Lifecycles
Event Lifecycle
How an event moves from draft to setup, publication, live operations, and closeout.
Follow The Record Over Time
Use this guide when event setup, attendee operations, staff work, payment-adjacent tasks, public pages, or closeout records need a controlled path. In this guide, Event Lifecycle narrows that work to how an event moves from draft to setup, publication, live operations, and closeout. Because this is a lifecycles page, read it as part of the Event Management learning path rather than as an isolated checklist.
Event records become real-world instructions: what attendees see, what staff do, what money or inventory must reconcile, and what future organizers inherit. Read the page for the decision it helps a person make, then use the steps and checks as a steady path from context to action to proof.
What Changes Across The Lifecycle
This page follows a record from one state to another. Read it as a timeline so handoffs, reversals, and closeout work stay understandable. The intended readers are Event leads and Partner admins. If the guide names a dashboard route, service area, export, or record type, treat that name as a pointer to real operational responsibility.
- Primary surface or service: /rego/events/new and /rego/events/manage?id=:eventId.
- Records or contracts involved: Events and Public pages.
- Main care point: Watch for changing one part of the event without checking attendees, staff, finance, communications, public information, and closeout records.
- Proof worth keeping: event ID, dashboard state, public page, attendee record, payment or refund state, check-in count, roster note, export, and reviewer signoff.
Track Each State Change
- Find the current state: Begin by naming the Event Management situation, the owner, and the exact item involved in Event Lifecycle.
- Read what must be true before the next state: Use /rego/events/new and /rego/events/manage?id=:eventId to connect the words on the page to the screen, file, service route, or record that people actually use.
- Watch for side effects when the state changes: Keep Events and Public pages in view so the work stays tied to the records or contracts it can affect.
- Keep the history clear for the next reviewer: Before handing off, save proof such as event ID, dashboard state, public page, attendee record, payment or refund state, check-in count, roster note, export, and reviewer signoff so the next operator can see what changed and why it was safe to continue.
The Lifecycle Is Clear When
You are ready to use the rest of this page when the purpose, owner, affected information, and proof are all clear enough for a second person to review.
- Scope is named: The work is tied to the correct page, event, report, route, file, person, or record.
- Impact is understood: The operator can explain the effect on attendees, staff, money, public pages, communications, and post-event records.
- Proof is findable: The handoff points to evidence that the next operator can see what changed and why it was safe to continue.
End-to-end operator runbook
Use this numbered runbook when you need to operate this area without getting stuck. Read the purpose of each step, do the action in order, and use the final sentence as the checkpoint before continuing.

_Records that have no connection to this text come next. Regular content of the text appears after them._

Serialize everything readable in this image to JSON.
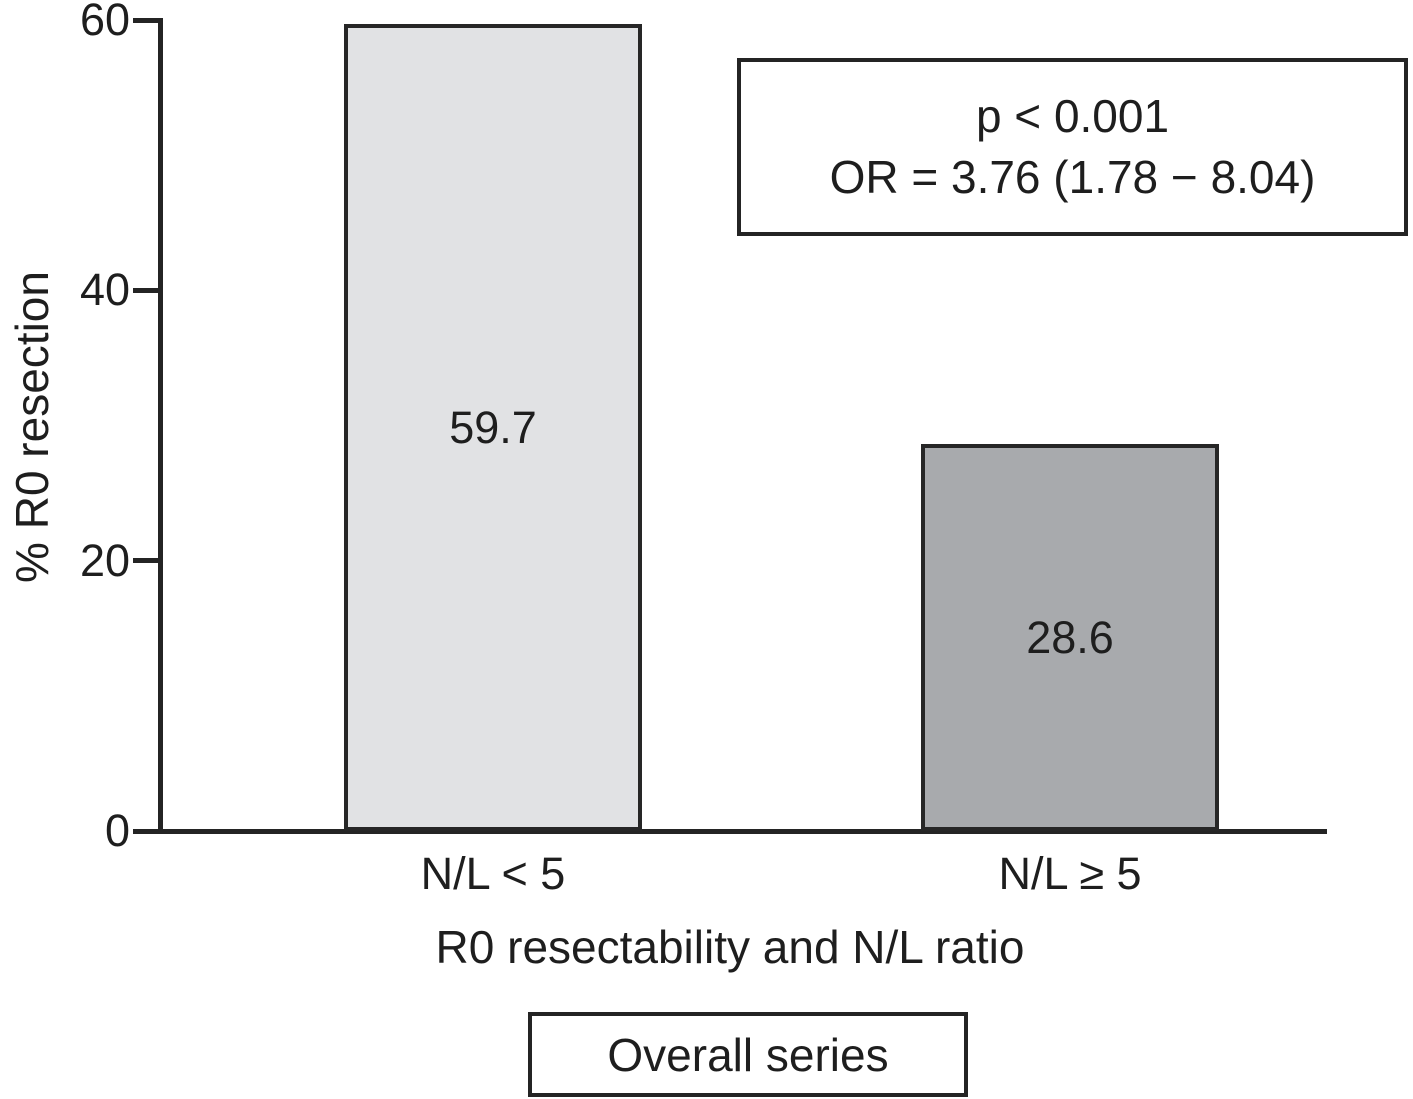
{
  "chart_data": {
    "type": "bar",
    "title": "",
    "categories": [
      "N/L < 5",
      "N/L ≥ 5"
    ],
    "values": [
      59.7,
      28.6
    ],
    "value_labels": [
      "59.7",
      "28.6"
    ],
    "bar_colors": [
      "#e1e2e4",
      "#a8aaad"
    ],
    "bar_border_color": "#262626",
    "axis_color": "#242424",
    "xlabel": "R0 resectability and N/L ratio",
    "ylabel": "% R0 resection",
    "ylim": [
      0,
      60
    ],
    "yticks": [
      0,
      20,
      40,
      60
    ],
    "grid": false,
    "legend_position": "bottom-center",
    "annotation": {
      "line1": "p < 0.001",
      "line2": "OR = 3.76 (1.78 − 8.04)"
    },
    "legend": {
      "label": "Overall series"
    }
  }
}
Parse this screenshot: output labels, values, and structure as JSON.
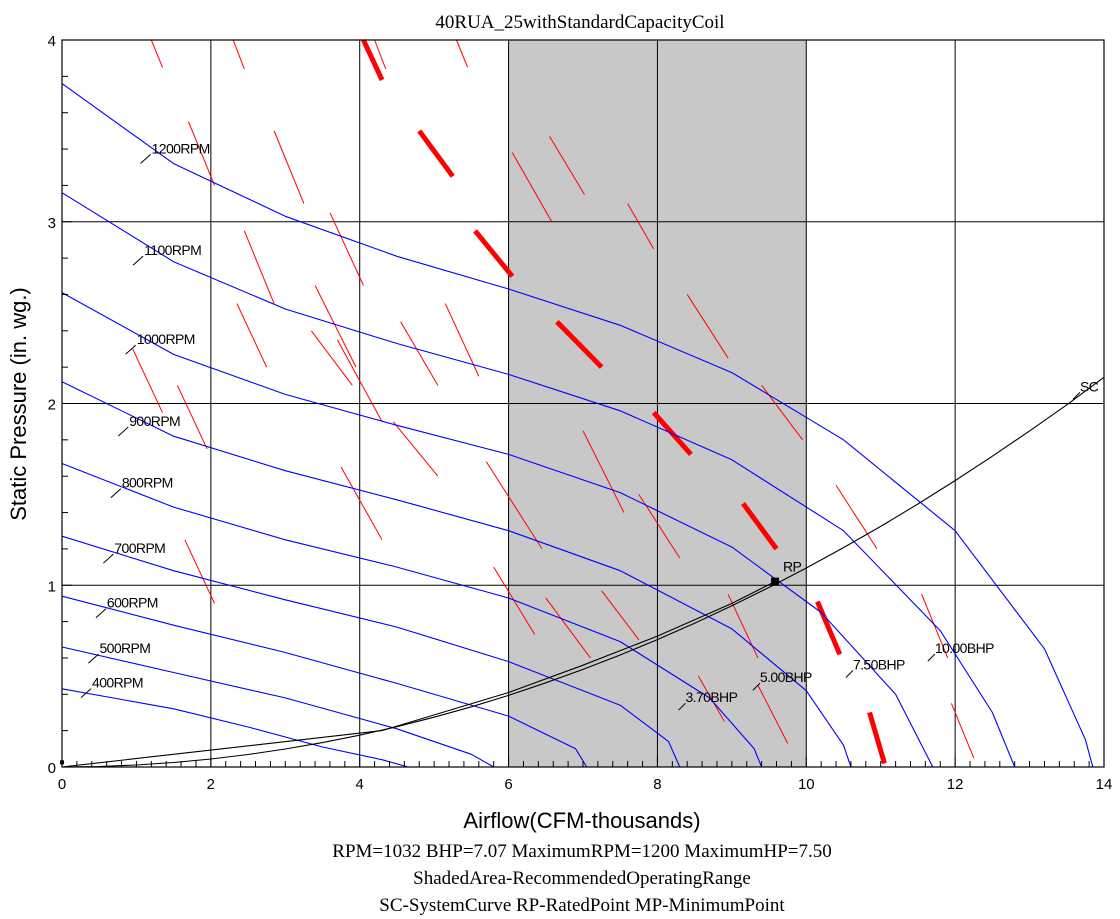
{
  "chart_data": {
    "type": "line",
    "title": "40RUA_25withStandardCapacityCoil",
    "xlabel": "Airflow(CFM-thousands)",
    "ylabel": "Static Pressure (in. wg.)",
    "xlim": [
      0,
      14
    ],
    "ylim": [
      0,
      4
    ],
    "x_ticks": [
      "0",
      "2",
      "4",
      "6",
      "8",
      "10",
      "12",
      "14"
    ],
    "y_ticks": [
      "0",
      "1",
      "2",
      "3",
      "4"
    ],
    "grid": true,
    "shaded_range": {
      "x": [
        6,
        10
      ],
      "label": "ShadedArea-RecommendedOperatingRange",
      "color": "#c8c8c8"
    },
    "footer_lines": [
      "RPM=1032 BHP=7.07 MaximumRPM=1200 MaximumHP=7.50",
      "ShadedArea-RecommendedOperatingRange",
      "SC-SystemCurve RP-RatedPoint MP-MinimumPoint"
    ],
    "rpm_curves": [
      {
        "name": "400RPM",
        "label_at": [
          0.35,
          0.42
        ],
        "points": [
          [
            0,
            0.43
          ],
          [
            1.5,
            0.32
          ],
          [
            2.5,
            0.22
          ],
          [
            3.5,
            0.11
          ],
          [
            4.3,
            0.04
          ],
          [
            4.65,
            0
          ]
        ]
      },
      {
        "name": "500RPM",
        "label_at": [
          0.45,
          0.61
        ],
        "points": [
          [
            0,
            0.66
          ],
          [
            1.5,
            0.52
          ],
          [
            3,
            0.38
          ],
          [
            4.5,
            0.21
          ],
          [
            5.5,
            0.07
          ],
          [
            5.8,
            0
          ]
        ]
      },
      {
        "name": "600RPM",
        "label_at": [
          0.55,
          0.86
        ],
        "points": [
          [
            0,
            0.94
          ],
          [
            1.5,
            0.78
          ],
          [
            3,
            0.63
          ],
          [
            4.5,
            0.46
          ],
          [
            6,
            0.28
          ],
          [
            6.9,
            0.1
          ],
          [
            7.05,
            0
          ]
        ]
      },
      {
        "name": "700RPM",
        "label_at": [
          0.65,
          1.16
        ],
        "points": [
          [
            0,
            1.27
          ],
          [
            1.5,
            1.08
          ],
          [
            3,
            0.92
          ],
          [
            4.5,
            0.77
          ],
          [
            6,
            0.58
          ],
          [
            7.5,
            0.34
          ],
          [
            8.15,
            0.14
          ],
          [
            8.3,
            0
          ]
        ]
      },
      {
        "name": "800RPM",
        "label_at": [
          0.75,
          1.52
        ],
        "points": [
          [
            0,
            1.67
          ],
          [
            1.5,
            1.43
          ],
          [
            3,
            1.25
          ],
          [
            4.5,
            1.1
          ],
          [
            6,
            0.93
          ],
          [
            7.5,
            0.69
          ],
          [
            8.7,
            0.38
          ],
          [
            9.3,
            0.1
          ],
          [
            9.4,
            0
          ]
        ]
      },
      {
        "name": "900RPM",
        "label_at": [
          0.85,
          1.86
        ],
        "points": [
          [
            0,
            2.12
          ],
          [
            1.5,
            1.82
          ],
          [
            3,
            1.63
          ],
          [
            4.5,
            1.47
          ],
          [
            6,
            1.3
          ],
          [
            7.5,
            1.08
          ],
          [
            9,
            0.76
          ],
          [
            10,
            0.42
          ],
          [
            10.5,
            0.12
          ],
          [
            10.6,
            0
          ]
        ]
      },
      {
        "name": "1000RPM",
        "label_at": [
          0.95,
          2.31
        ],
        "points": [
          [
            0,
            2.61
          ],
          [
            1.5,
            2.27
          ],
          [
            3,
            2.05
          ],
          [
            4.5,
            1.88
          ],
          [
            6,
            1.72
          ],
          [
            7.5,
            1.51
          ],
          [
            9,
            1.21
          ],
          [
            10.2,
            0.85
          ],
          [
            11.2,
            0.4
          ],
          [
            11.7,
            0
          ]
        ]
      },
      {
        "name": "1100RPM",
        "label_at": [
          1.05,
          2.8
        ],
        "points": [
          [
            0,
            3.16
          ],
          [
            1.5,
            2.78
          ],
          [
            3,
            2.52
          ],
          [
            4.5,
            2.33
          ],
          [
            6,
            2.16
          ],
          [
            7.5,
            1.96
          ],
          [
            9,
            1.69
          ],
          [
            10.5,
            1.3
          ],
          [
            11.8,
            0.75
          ],
          [
            12.5,
            0.3
          ],
          [
            12.8,
            0
          ]
        ]
      },
      {
        "name": "1200RPM",
        "label_at": [
          1.15,
          3.36
        ],
        "points": [
          [
            0,
            3.76
          ],
          [
            1.5,
            3.32
          ],
          [
            3,
            3.03
          ],
          [
            4.5,
            2.81
          ],
          [
            6,
            2.63
          ],
          [
            7.5,
            2.43
          ],
          [
            9,
            2.17
          ],
          [
            10.5,
            1.8
          ],
          [
            12,
            1.3
          ],
          [
            13.2,
            0.65
          ],
          [
            13.75,
            0.15
          ],
          [
            13.85,
            0
          ]
        ]
      }
    ],
    "bhp_labels": [
      {
        "name": "3.70BHP",
        "at": [
          8.35,
          0.34
        ]
      },
      {
        "name": "5.00BHP",
        "at": [
          9.35,
          0.45
        ]
      },
      {
        "name": "7.50BHP",
        "at": [
          10.6,
          0.52
        ]
      },
      {
        "name": "10.00BHP",
        "at": [
          11.7,
          0.61
        ]
      }
    ],
    "system_curve": {
      "name": "SC",
      "label_at": [
        13.65,
        2.05
      ],
      "line_a": [
        [
          0,
          0
        ],
        [
          0.5,
          0.003
        ],
        [
          1,
          0.011
        ],
        [
          1.5,
          0.025
        ],
        [
          2,
          0.044
        ],
        [
          2.5,
          0.069
        ],
        [
          3,
          0.099
        ],
        [
          3.5,
          0.134
        ],
        [
          4,
          0.175
        ],
        [
          4.5,
          0.222
        ],
        [
          5,
          0.274
        ],
        [
          5.5,
          0.331
        ],
        [
          6,
          0.394
        ],
        [
          6.5,
          0.463
        ],
        [
          7,
          0.537
        ],
        [
          7.5,
          0.616
        ],
        [
          8,
          0.701
        ],
        [
          8.5,
          0.791
        ],
        [
          9,
          0.887
        ],
        [
          9.5,
          0.988
        ],
        [
          10,
          1.095
        ],
        [
          10.5,
          1.207
        ],
        [
          11,
          1.324
        ],
        [
          11.5,
          1.447
        ],
        [
          12,
          1.576
        ],
        [
          12.5,
          1.71
        ],
        [
          13,
          1.849
        ],
        [
          13.5,
          1.993
        ],
        [
          14,
          2.144
        ]
      ],
      "line_b": [
        [
          0,
          0
        ],
        [
          4.3,
          0.2
        ],
        [
          6,
          0.41
        ],
        [
          7,
          0.56
        ],
        [
          8,
          0.72
        ],
        [
          9,
          0.9
        ],
        [
          9.58,
          1.02
        ]
      ]
    },
    "rated_point": {
      "name": "RP",
      "x": 9.58,
      "y": 1.02
    },
    "minimum_point": {
      "x": 0,
      "y": 0.02
    },
    "thin_red_marks": [
      [
        [
          1.2,
          4.0
        ],
        [
          1.35,
          3.85
        ]
      ],
      [
        [
          2.3,
          4.0
        ],
        [
          2.45,
          3.84
        ]
      ],
      [
        [
          4.2,
          4.0
        ],
        [
          4.35,
          3.84
        ]
      ],
      [
        [
          5.3,
          4.0
        ],
        [
          5.45,
          3.85
        ]
      ],
      [
        [
          1.7,
          3.55
        ],
        [
          2.05,
          3.2
        ]
      ],
      [
        [
          2.85,
          3.5
        ],
        [
          3.25,
          3.1
        ]
      ],
      [
        [
          3.6,
          3.05
        ],
        [
          4.05,
          2.65
        ]
      ],
      [
        [
          0.95,
          2.3
        ],
        [
          1.35,
          1.95
        ]
      ],
      [
        [
          1.55,
          2.1
        ],
        [
          1.95,
          1.75
        ]
      ],
      [
        [
          1.65,
          1.25
        ],
        [
          2.05,
          0.9
        ]
      ],
      [
        [
          2.45,
          2.95
        ],
        [
          2.85,
          2.55
        ]
      ],
      [
        [
          3.4,
          2.65
        ],
        [
          3.95,
          2.2
        ]
      ],
      [
        [
          2.35,
          2.55
        ],
        [
          2.75,
          2.2
        ]
      ],
      [
        [
          3.35,
          2.4
        ],
        [
          3.9,
          2.1
        ]
      ],
      [
        [
          3.7,
          2.35
        ],
        [
          4.3,
          1.9
        ]
      ],
      [
        [
          3.75,
          1.65
        ],
        [
          4.3,
          1.25
        ]
      ],
      [
        [
          4.55,
          2.45
        ],
        [
          5.05,
          2.1
        ]
      ],
      [
        [
          5.15,
          2.55
        ],
        [
          5.6,
          2.15
        ]
      ],
      [
        [
          6.05,
          3.38
        ],
        [
          6.58,
          3.0
        ]
      ],
      [
        [
          6.55,
          3.47
        ],
        [
          7.02,
          3.15
        ]
      ],
      [
        [
          4.45,
          1.9
        ],
        [
          5.05,
          1.6
        ]
      ],
      [
        [
          5.7,
          1.68
        ],
        [
          6.45,
          1.2
        ]
      ],
      [
        [
          5.8,
          1.1
        ],
        [
          6.35,
          0.73
        ]
      ],
      [
        [
          7.0,
          1.85
        ],
        [
          7.55,
          1.4
        ]
      ],
      [
        [
          7.6,
          3.1
        ],
        [
          7.95,
          2.85
        ]
      ],
      [
        [
          8.4,
          2.6
        ],
        [
          8.95,
          2.25
        ]
      ],
      [
        [
          9.4,
          2.1
        ],
        [
          9.95,
          1.8
        ]
      ],
      [
        [
          7.75,
          1.5
        ],
        [
          8.3,
          1.15
        ]
      ],
      [
        [
          8.95,
          0.95
        ],
        [
          9.35,
          0.6
        ]
      ],
      [
        [
          10.4,
          1.55
        ],
        [
          10.95,
          1.2
        ]
      ],
      [
        [
          11.55,
          0.95
        ],
        [
          11.9,
          0.6
        ]
      ],
      [
        [
          11.95,
          0.35
        ],
        [
          12.25,
          0.05
        ]
      ],
      [
        [
          6.5,
          0.93
        ],
        [
          7.1,
          0.6
        ]
      ],
      [
        [
          7.25,
          0.97
        ],
        [
          7.75,
          0.7
        ]
      ],
      [
        [
          8.55,
          0.5
        ],
        [
          8.9,
          0.25
        ]
      ],
      [
        [
          9.35,
          0.45
        ],
        [
          9.75,
          0.13
        ]
      ]
    ],
    "thick_red_marks": [
      [
        [
          4.05,
          4.0
        ],
        [
          4.3,
          3.78
        ]
      ],
      [
        [
          4.8,
          3.5
        ],
        [
          5.25,
          3.25
        ]
      ],
      [
        [
          5.55,
          2.95
        ],
        [
          6.05,
          2.7
        ]
      ],
      [
        [
          6.65,
          2.45
        ],
        [
          7.25,
          2.2
        ]
      ],
      [
        [
          7.95,
          1.95
        ],
        [
          8.45,
          1.72
        ]
      ],
      [
        [
          9.15,
          1.45
        ],
        [
          9.6,
          1.2
        ]
      ],
      [
        [
          10.15,
          0.91
        ],
        [
          10.45,
          0.62
        ]
      ],
      [
        [
          10.85,
          0.3
        ],
        [
          11.05,
          0.02
        ]
      ]
    ]
  }
}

- Step 1 - Anchor the work to one event. Start with planning: assign event owner, finance owner, policy owner, and operations owner. This anchors the work to the correct scope before any record changes.

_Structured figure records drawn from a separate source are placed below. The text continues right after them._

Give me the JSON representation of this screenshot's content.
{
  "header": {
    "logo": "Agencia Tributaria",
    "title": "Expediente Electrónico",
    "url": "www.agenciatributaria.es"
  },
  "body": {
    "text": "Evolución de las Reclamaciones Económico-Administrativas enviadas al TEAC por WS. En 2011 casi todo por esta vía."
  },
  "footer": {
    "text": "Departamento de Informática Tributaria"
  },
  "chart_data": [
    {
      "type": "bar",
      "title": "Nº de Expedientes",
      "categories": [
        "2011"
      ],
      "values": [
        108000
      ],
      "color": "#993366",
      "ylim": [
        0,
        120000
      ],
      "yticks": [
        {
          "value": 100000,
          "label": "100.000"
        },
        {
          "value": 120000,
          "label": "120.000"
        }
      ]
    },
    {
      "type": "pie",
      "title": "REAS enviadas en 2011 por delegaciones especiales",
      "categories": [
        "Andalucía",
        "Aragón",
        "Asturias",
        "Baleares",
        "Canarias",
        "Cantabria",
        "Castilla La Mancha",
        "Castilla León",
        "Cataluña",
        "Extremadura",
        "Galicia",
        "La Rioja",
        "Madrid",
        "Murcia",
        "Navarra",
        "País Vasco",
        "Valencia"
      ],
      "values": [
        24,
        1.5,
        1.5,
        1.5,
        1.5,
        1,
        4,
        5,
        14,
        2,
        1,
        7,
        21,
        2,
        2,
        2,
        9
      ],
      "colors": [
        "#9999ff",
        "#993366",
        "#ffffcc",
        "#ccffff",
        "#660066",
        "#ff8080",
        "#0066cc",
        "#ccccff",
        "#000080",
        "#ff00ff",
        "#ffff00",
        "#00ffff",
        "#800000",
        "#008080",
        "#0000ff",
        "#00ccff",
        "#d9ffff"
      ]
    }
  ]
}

- Step 2 - Read the operational context first. Create the event hidden, then complete details, registration, payment, Conditions of Entry, communications, staff, and public pages. Pause here and confirm the attendee, staff, money, and public-page impact still matches the event plan.

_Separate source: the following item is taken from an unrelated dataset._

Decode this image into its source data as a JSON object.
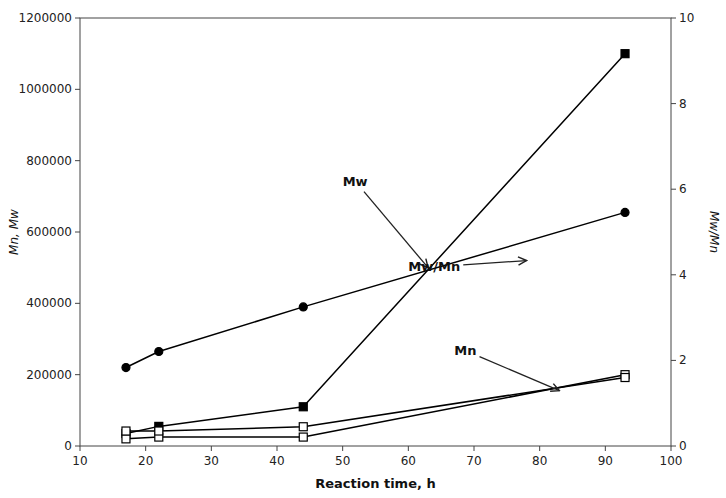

- Step 3 - Change only the intended event setting or record. Review and publish only when public information and dashboard configuration match. This keeps the event state understandable before another setting changes.
- Step 4 - Check attendee, money, staff, and public impact. Operate registration, check-in, staffing, activities, vendors, inventory, POS, and communications during the live period. The next operator should be able to see why this step was taken.
- Step 5 - Verify the dashboard and public result. Close the event by reconciling attendance, money, refunds, records, staff hours, and exports. Check the related event records before continuing.
- Step 6 - Leave a clear event handoff. Reopen only for a documented correction, then re-close with a note. This leaves a handoff trail another operator can understand.
Lifecycle overview
| Stage | Entry condition | Responsible role | Completion check |
|---|---|---|---|
| Draft | Event is created but not public. | Event lead. | Basic details saved. |
| Setup | Config, payments, policies, and staff are being prepared. | Event lead and admins. | Review checklist complete. |
| Published | Attendee-facing registration is visible. | Partner admin. | Public page and registration path verified. |
| Live operations | Event is actively running or near event day. | Operations leads. | Check-in, comms, and staff tools ready. |
| Closeout | Event has ended. | Event lead and finance. | Payments, refunds, inventory, and records reviewed. |
| Archived | Records are preserved for future reference. | Partner admin. | No open obligations remain. |
Reopen or correct
Reopen operational work when payments, refunds, attendee disputes, inventory issues, or safety follow-up remain after the event.